Events

22 Dec 2021|Noida | Amity University, Noida ( Online )

Amity University organizes a Guest lecture on “Mathematics from Institution to Esoterica”

 Amity Institute of Applied Sciences (AIAS), Amity University, organized a Guest Lecture on the topic “Mathematics from Institution to Esoterica” by Prof. Nita H. Shah, Head Department of Mathematics, Gujarat University, Ahmedabad, on the occasion of the 134th Birth Anniversary of the Great Mathematician, Srinivasa Ramanujan, celebrated as “National Mathematics Day”.

 

Dr. Mandeep Mittal, Head of Department, Department of Mathematics, Amity Institute of Applied SciencesAdvisors, Deans, Heads of Institutions of Science, Engineering & Technology domains along with the Faculty members, Ph.D. Scholars, Senior and Junior Research Fellows, Research Assistants & students attended the informative Guest Lecture.

 

Welcoming the Guest, Dr. Vandani Verma, Department of Mathematics, Amity Institute of Applied Sciences, said, “We are glad to conduct this session on the occasion of National Mathematics Day as it marks the 134th Birth Anniversary celebrations of the great Mathematician, Srinivasa Ramanujan and we are grateful to Prof. Shah for obliging us with her presence and sharing her deep insights and interesting facts on Mathematics.”

 

Highlighting the role of Mathematics, Prof. Nita H. Shah, Head Department of Mathematics, Gujarat University, Ahmedabad, said, “Mathematics plays a central role in academic life of a student and is both a fascinating subject worth exploring in its own right and indispensable to engineering and the sciences. There continues to be a vibrant debate whether Mathematics exists as a body of knowledge only within the human mind, a fabrication or invention of the human intellect without any extrinsic reality, or whether it exists as some abstract truth to be discovered.”

 

Explaining the difference between Science and mathematics, Prof. Shah stated, “The information gleaned from the process of science, namely knowledge, is intrinsically approximate, given the variable nature of the material character upon which this knowledge is based. Whereas, Mathematics is that rational order undergirding the very material world we experience, in fact the structure of reality itself, to which we are privy. However, there should never be any confusion between the facts, gleaned by science and the insights revealed by Mathematics. There can be no fundamental conflict between these two dimensions of our effort to understand reality.”

 

Speaking about the different aspects of Science, Prof. Shah explained that Science investigates a material universe but falters at the boundary of knowledge on matters of transcendence, of meaning, of being and of rationality itself. Science inherently relies upon a fundamental faith that the Universe is rational, for if there were no order, Science itself would be moot. The Scientist unknowingly testifies and depends upon an assumption that there must be some intrinsic order and logic to the Universe, evident in the symmetry and simplicity of its physical laws, as well as the complexity and beauty of the real world which those laws govern.

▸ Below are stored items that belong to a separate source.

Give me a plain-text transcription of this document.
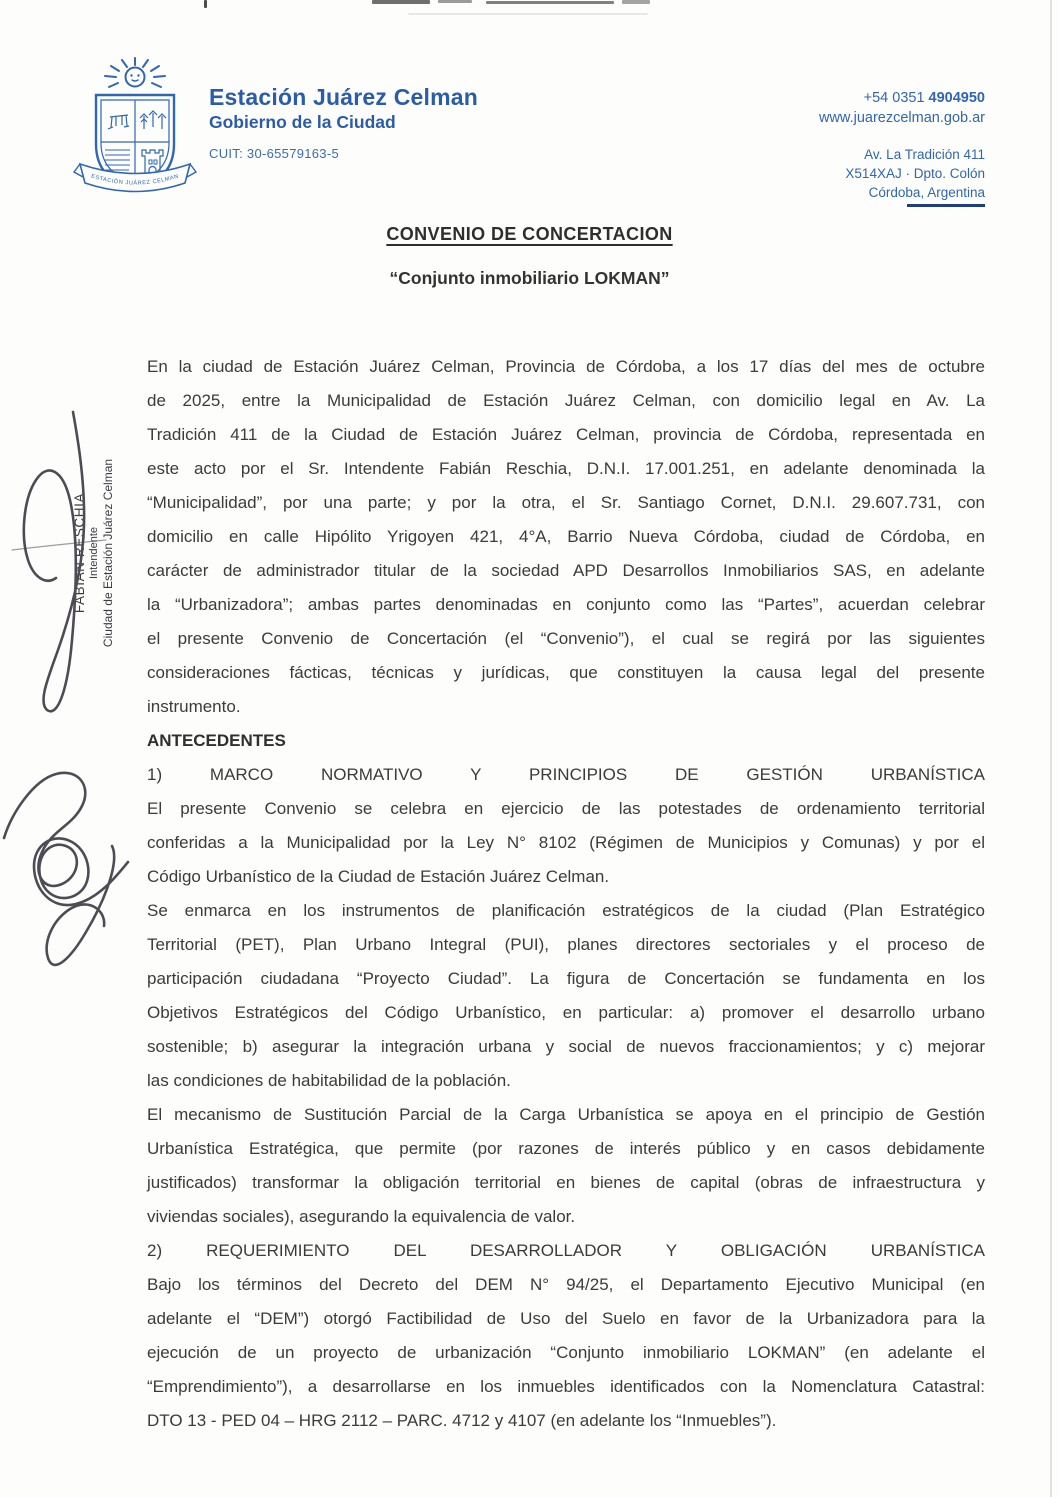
ESTACIÓN JUÁREZ CELMAN
Estación Juárez Celman
Gobierno de la Ciudad
CUIT: 30-65579163-5
+54 0351 4904950
www.juarezcelman.gob.ar
Av. La Tradición 411
X514XAJ · Dpto. Colón
Córdoba, Argentina
CONVENIO DE CONCERTACION
“Conjunto inmobiliario LOKMAN”
En la ciudad de Estación Juárez Celman, Provincia de Córdoba, a los 17 días del mes de octubre
de 2025, entre la Municipalidad de Estación Juárez Celman, con domicilio legal en Av. La
Tradición 411 de la Ciudad de Estación Juárez Celman, provincia de Córdoba, representada en
este acto por el Sr. Intendente Fabián Reschia, D.N.I. 17.001.251, en adelante denominada la
“Municipalidad”, por una parte; y por la otra, el Sr. Santiago Cornet, D.N.I. 29.607.731, con
domicilio en calle Hipólito Yrigoyen 421, 4°A, Barrio Nueva Córdoba, ciudad de Córdoba, en
carácter de administrador titular de la sociedad APD Desarrollos Inmobiliarios SAS, en adelante
la “Urbanizadora”; ambas partes denominadas en conjunto como las “Partes”, acuerdan celebrar
el presente Convenio de Concertación (el “Convenio”), el cual se regirá por las siguientes
consideraciones fácticas, técnicas y jurídicas, que constituyen la causa legal del presente
instrumento.
ANTECEDENTES
1) MARCO NORMATIVO Y PRINCIPIOS DE GESTIÓN URBANÍSTICA
El presente Convenio se celebra en ejercicio de las potestades de ordenamiento territorial
conferidas a la Municipalidad por la Ley N° 8102 (Régimen de Municipios y Comunas) y por el
Código Urbanístico de la Ciudad de Estación Juárez Celman.
Se enmarca en los instrumentos de planificación estratégicos de la ciudad (Plan Estratégico
Territorial (PET), Plan Urbano Integral (PUI), planes directores sectoriales y el proceso de
participación ciudadana “Proyecto Ciudad”. La figura de Concertación se fundamenta en los
Objetivos Estratégicos del Código Urbanístico, en particular: a) promover el desarrollo urbano
sostenible; b) asegurar la integración urbana y social de nuevos fraccionamientos; y c) mejorar
las condiciones de habitabilidad de la población.
El mecanismo de Sustitución Parcial de la Carga Urbanística se apoya en el principio de Gestión
Urbanística Estratégica, que permite (por razones de interés público y en casos debidamente
justificados) transformar la obligación territorial en bienes de capital (obras de infraestructura y
viviendas sociales), asegurando la equivalencia de valor.
2) REQUERIMIENTO DEL DESARROLLADOR Y OBLIGACIÓN URBANÍSTICA
Bajo los términos del Decreto del DEM N° 94/25, el Departamento Ejecutivo Municipal (en
adelante el “DEM”) otorgó Factibilidad de Uso del Suelo en favor de la Urbanizadora para la
ejecución de un proyecto de urbanización “Conjunto inmobiliario LOKMAN” (en adelante el
“Emprendimiento”), a desarrollarse en los inmuebles identificados con la Nomenclatura Catastral:
DTO 13 - PED 04 – HRG 2112 – PARC. 4712 y 4107 (en adelante los “Inmuebles”).
FABIAN RESCHIA Intendente Ciudad de Estación Juárez Celman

Defining Mathematics, Prof. Nita H. Shah, stated that Mathematics is, a human activity, application of a logical process to fundamental definitions, using inventive symbols and notations to articulate abstract ideas and prove deep and complex truths. “Mathematical expression resulting from a scientific exploration of the world has progressed from that of naive intuition to one which is highly complex and erudite. Mathematical ideas are not invented, only discovered, precisely at that moment in history when the human mind has matured to an intellectual sophistication capable of such discovery. Mathematics has always given us insight into the reality of things, even those which elude us empirically from imaginary numbers to black holes. Even when we lack the faculty to observe things, we can know their existence simply because they ought to exist, mathematically.”  averred Prof. Shah.

Concluding the session, Prof. Shah mentioned that Mathematics has a two-fold nature: first, it is a logically intuitive instrument through which we are capable of discovering fundamental features of reality and secondly, one learns that nature possesses an order that one may aspire to comprehend, only through Mathematics.